Good character or serial thief?
PETER RHODES on kid-glove policing, misplaced nostalgia and jobs for the boys – as women
DAME Eileen Atkins objects to men taking women's roles on the grounds that actresses already face "an infinitely tougher time than men" on the stage. Sadly, she's up against progress. These days, regardless of race, age or gender, anyone can play anything. As Monty Python's Life of Brian reminded us, it is every man's right to be a woman.
BILL Bryson declares in his new book, The Road to Little Dribbling, that Britain was at its best in the early 1970s, having achieved "a kind of perfection." Really? I must have missed it. In 1971 I found shirts at Preston market for a bargain £3, while a new tyre for the car was £6. The catch? I was earning less than £12 a week. In today's global, cheap-as-chips world you cannot begin to explain how much it cost simply to feed and dress ourselves in the 1970s.
MEANWHILE, a new survey among wrinklies reveals that few over-60s believe in the myth of the "good old days." Today's old folk sing the praises of the internet, emails, cheap flights, modern food and today's vast choice of TV channels and programmes. According to a spokesman for the firm behind the survey: "There's never been a greater time to be retired." Discuss.
THE most popular gizmo among grandparents in the survey is the TV remote control. Once we're on the sofa, we're there for the night.

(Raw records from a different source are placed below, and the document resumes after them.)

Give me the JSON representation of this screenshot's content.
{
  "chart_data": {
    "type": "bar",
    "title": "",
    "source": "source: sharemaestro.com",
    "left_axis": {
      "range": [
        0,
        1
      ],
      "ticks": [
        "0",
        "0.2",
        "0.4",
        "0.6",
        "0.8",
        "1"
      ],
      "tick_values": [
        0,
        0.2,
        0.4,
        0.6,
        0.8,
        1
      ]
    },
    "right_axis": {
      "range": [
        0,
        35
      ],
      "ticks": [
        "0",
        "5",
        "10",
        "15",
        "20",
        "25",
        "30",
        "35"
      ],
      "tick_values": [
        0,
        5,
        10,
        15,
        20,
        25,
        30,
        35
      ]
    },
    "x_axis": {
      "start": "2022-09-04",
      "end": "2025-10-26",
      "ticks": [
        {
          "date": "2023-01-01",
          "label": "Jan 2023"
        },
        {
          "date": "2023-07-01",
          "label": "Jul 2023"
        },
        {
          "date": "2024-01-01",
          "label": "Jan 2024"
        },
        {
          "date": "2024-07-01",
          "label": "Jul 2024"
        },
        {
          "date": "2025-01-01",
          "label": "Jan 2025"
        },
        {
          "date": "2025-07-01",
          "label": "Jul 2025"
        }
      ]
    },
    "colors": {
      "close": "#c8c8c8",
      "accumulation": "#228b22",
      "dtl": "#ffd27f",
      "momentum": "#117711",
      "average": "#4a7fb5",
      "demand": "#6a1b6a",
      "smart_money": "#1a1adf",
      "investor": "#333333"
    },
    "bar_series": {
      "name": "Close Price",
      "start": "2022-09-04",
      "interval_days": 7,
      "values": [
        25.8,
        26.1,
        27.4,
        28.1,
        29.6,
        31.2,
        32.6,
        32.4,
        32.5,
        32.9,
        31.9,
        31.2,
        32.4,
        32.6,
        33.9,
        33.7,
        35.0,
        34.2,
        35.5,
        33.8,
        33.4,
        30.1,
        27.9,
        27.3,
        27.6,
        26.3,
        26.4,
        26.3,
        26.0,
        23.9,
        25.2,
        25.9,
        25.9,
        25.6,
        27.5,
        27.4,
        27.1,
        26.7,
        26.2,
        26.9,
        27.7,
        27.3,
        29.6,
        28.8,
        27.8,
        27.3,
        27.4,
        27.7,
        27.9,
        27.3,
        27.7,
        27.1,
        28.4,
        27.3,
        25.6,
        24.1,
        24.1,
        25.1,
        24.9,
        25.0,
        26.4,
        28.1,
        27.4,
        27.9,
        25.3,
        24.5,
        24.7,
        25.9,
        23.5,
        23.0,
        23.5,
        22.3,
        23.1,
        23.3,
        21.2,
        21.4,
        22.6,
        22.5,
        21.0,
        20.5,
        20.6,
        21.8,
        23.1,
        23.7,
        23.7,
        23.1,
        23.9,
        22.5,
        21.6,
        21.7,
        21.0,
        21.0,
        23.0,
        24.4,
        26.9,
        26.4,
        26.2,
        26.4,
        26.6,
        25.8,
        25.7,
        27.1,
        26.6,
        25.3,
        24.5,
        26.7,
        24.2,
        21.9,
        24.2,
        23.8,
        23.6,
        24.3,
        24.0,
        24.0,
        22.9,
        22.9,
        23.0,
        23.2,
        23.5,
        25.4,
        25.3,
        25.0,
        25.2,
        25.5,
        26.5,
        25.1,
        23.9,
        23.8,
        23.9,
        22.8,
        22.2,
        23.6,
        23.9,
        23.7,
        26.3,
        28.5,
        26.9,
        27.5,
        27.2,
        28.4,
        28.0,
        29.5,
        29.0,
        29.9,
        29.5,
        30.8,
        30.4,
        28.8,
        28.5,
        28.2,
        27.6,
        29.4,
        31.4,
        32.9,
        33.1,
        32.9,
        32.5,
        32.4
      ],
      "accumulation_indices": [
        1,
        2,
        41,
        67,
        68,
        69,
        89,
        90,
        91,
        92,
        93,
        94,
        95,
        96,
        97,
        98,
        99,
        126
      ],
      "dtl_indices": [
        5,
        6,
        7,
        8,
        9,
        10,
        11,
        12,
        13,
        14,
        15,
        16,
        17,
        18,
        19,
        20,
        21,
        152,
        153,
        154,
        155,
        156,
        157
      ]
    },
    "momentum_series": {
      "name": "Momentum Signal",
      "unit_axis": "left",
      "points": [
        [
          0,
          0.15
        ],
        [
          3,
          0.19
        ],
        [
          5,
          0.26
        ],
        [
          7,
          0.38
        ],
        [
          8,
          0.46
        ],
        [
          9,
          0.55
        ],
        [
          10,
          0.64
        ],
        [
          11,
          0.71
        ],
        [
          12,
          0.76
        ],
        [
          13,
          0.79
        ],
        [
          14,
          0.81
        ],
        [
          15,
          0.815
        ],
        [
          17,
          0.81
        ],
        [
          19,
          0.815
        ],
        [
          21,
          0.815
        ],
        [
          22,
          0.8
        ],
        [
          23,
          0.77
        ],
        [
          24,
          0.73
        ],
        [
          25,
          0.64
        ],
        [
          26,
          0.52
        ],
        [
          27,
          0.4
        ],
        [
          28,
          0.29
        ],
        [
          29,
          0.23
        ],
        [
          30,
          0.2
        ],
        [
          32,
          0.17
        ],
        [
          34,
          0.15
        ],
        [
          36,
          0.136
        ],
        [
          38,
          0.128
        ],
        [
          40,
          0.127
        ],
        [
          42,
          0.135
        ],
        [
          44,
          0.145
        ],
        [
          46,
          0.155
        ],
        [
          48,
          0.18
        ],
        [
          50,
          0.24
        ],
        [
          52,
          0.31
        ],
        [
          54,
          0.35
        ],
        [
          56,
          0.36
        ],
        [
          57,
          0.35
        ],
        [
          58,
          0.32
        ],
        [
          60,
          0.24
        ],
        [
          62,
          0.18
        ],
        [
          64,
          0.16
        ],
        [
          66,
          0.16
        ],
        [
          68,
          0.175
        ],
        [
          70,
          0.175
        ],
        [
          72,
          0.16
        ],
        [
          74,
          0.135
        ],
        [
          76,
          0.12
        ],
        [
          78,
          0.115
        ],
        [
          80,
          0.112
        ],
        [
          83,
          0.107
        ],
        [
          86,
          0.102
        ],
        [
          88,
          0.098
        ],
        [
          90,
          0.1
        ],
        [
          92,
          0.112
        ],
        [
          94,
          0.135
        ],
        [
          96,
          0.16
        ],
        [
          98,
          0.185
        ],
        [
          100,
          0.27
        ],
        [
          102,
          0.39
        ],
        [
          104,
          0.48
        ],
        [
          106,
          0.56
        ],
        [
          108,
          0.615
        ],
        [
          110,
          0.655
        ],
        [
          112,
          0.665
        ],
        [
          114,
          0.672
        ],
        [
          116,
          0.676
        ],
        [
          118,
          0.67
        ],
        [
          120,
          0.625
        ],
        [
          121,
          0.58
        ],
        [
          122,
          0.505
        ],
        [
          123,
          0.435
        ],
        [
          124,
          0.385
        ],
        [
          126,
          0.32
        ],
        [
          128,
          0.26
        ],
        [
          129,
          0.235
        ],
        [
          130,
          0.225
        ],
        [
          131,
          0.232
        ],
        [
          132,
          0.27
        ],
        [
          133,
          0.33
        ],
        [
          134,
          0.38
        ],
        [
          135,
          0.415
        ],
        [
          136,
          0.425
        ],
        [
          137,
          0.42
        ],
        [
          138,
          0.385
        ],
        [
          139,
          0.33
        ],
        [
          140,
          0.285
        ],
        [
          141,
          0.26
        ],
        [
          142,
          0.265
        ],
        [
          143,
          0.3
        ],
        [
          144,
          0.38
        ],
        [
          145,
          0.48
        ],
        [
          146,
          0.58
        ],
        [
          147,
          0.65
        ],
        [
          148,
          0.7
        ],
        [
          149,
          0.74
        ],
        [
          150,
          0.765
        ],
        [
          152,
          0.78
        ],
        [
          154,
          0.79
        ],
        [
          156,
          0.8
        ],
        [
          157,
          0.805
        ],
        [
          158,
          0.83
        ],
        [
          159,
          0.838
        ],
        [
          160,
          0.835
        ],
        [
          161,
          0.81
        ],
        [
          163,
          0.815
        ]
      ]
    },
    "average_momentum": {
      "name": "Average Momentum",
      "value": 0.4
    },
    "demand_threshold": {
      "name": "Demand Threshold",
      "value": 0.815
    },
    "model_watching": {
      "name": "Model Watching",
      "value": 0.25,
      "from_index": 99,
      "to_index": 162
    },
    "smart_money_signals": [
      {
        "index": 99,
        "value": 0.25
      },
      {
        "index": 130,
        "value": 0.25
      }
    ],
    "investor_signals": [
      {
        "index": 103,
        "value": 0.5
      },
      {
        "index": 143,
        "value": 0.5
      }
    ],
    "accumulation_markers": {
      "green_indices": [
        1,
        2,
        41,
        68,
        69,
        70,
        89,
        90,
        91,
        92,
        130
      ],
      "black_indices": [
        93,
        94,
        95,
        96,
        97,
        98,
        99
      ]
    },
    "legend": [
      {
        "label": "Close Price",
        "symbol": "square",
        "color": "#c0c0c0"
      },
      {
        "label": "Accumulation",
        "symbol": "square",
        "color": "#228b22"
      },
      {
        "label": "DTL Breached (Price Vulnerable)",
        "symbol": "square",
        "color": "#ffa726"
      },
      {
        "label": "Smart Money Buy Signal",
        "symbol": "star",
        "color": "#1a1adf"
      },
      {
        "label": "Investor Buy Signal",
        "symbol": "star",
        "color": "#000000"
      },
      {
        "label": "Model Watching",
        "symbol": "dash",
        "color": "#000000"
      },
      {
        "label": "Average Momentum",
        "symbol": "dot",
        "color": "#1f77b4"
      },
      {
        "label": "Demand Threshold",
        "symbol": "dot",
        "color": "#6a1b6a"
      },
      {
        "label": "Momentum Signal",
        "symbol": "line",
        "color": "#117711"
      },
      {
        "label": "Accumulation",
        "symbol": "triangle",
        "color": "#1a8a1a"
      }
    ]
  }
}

NO surprises in Lord Warner quitting the Labour Party on the grounds that it is no longer a credible government-in-waiting. He is not the first to walk away and others will surely follow him. And yet, for the sake of democracy, it is vital for Jeremy Corbyn's New Old Labour to be given a chance. If you believe in democracy, the scariest thing you can hear is people saying, as so many millions have said in recent years: "I never vote, because all the parties are the same." Once that fatalistic mind-set takes over, we are doomed. Today, in all its bearded, white-vested, awkward, contradictory, wobbly-pacifist glory, is a Labour Party distinctly different not only from Toryism but from the brand of Labour peddled by Blair, Brown and Miliband. If it is utterly demolished in the 2020 General Election, so be it. But if Corbynism is wrecked before then, by sabotage and treachery from within the Labour Party, then cynicism will grow and conspiracy theories will prosper. The number of non-voters will multiply until we no longer have a functioning democracy and the only viable opposition will be the mob on the street. In these hate-filled times Corbynism may not be a traditional Opposition but it is a safety valve.
A 15-year-old crook walked into a Co-Op store in Gloucestershire, stole some booze and walked out. Later in the day he did it again. And then again. On the third occasion a burly Co-Op worker pinned him to the floor until the police arrived. The cops then gave the youth something called a Restorative Justice Level 1 Order which means he was allowed to pay for the stolen goods and go free, on the grounds that he was "of previous good character." Hang on. This little toerag had committed three thefts in quick succession. That's not good character, that's a serial thief.
ON the same day this incident was reported, it was claimed that because some police forces cannot manage their budgets properly, policing may soon become "less visible." Will anybody notice?